Desafios do combate à obesidade infantil
Enviada em 28/05/2018
É incontrovertível que as taxas de obesidade infantil no Brasil apresentam-se alarmantes e aumentam a necessidade por solução. Desde a expansão dos ideais construídos durante a primeira fase da revolução industrial, a grande demanda capitalista influenciou diretamente o comportamento sociocultural das diversas nações. Nesse viés, a perpetuação comportamental presente nos países desenvolvidos está presente nas nações emergentes em virtude da doutrinação midiática existente no Brasil hodierno.

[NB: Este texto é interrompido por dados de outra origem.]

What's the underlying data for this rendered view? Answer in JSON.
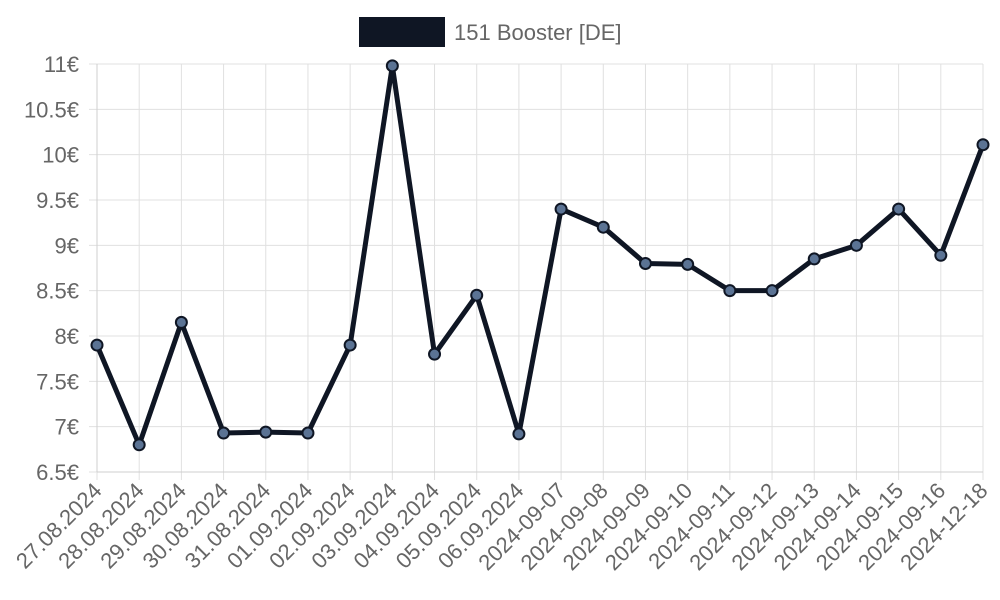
{
  "chart_data": {
    "type": "line",
    "categories": [
      "27.08.2024",
      "28.08.2024",
      "29.08.2024",
      "30.08.2024",
      "31.08.2024",
      "01.09.2024",
      "02.09.2024",
      "03.09.2024",
      "04.09.2024",
      "05.09.2024",
      "06.09.2024",
      "2024-09-07",
      "2024-09-08",
      "2024-09-09",
      "2024-09-10",
      "2024-09-11",
      "2024-09-12",
      "2024-09-13",
      "2024-09-14",
      "2024-09-15",
      "2024-09-16",
      "2024-12-18"
    ],
    "series": [
      {
        "name": "151 Booster [DE]",
        "values": [
          7.9,
          6.8,
          8.15,
          6.93,
          6.94,
          6.93,
          7.9,
          10.98,
          7.8,
          8.45,
          6.92,
          9.4,
          9.2,
          8.8,
          8.79,
          8.5,
          8.5,
          8.85,
          9.0,
          9.4,
          8.89,
          10.11
        ],
        "color": "#0f1624",
        "point_fill": "#5b7394"
      }
    ],
    "ylim": [
      6.5,
      11
    ],
    "yticks": [
      {
        "value": 11,
        "label": "11€"
      },
      {
        "value": 10.5,
        "label": "10.5€"
      },
      {
        "value": 10,
        "label": "10€"
      },
      {
        "value": 9.5,
        "label": "9.5€"
      },
      {
        "value": 9,
        "label": "9€"
      },
      {
        "value": 8.5,
        "label": "8.5€"
      },
      {
        "value": 8,
        "label": "8€"
      },
      {
        "value": 7.5,
        "label": "7.5€"
      },
      {
        "value": 7,
        "label": "7€"
      },
      {
        "value": 6.5,
        "label": "6.5€"
      }
    ],
    "grid": true,
    "legend_position": "top-center"
  }
}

É fato que o homem desenvolve novas técnicas mediante necessidades e que, nos mais diversos horizontes, as evoluções tecnológicas se intensificam diariamente. Com a chegada da Segunda Revolução Industrial, os meios de produção ficaram cada vez mais práticos, além de que a carga horária de trabalho ficou cada vez maior. No que tange ao setor alimentício, a revolução trouxe consigo outros hábitos alimentares, tais como: a industrialização dos alimentos, o uso excessivo de conservantes, os modelos de “fast-foods” etc. Nesse contexto, as pessoas acabam optando pela praticidade do que pela qualidade, tendo em vista que na maioria das vezes não há tempo o suficiente para fazer uma boa refeição, onde, todos esses fatores resultam num só produto, a tacocracia.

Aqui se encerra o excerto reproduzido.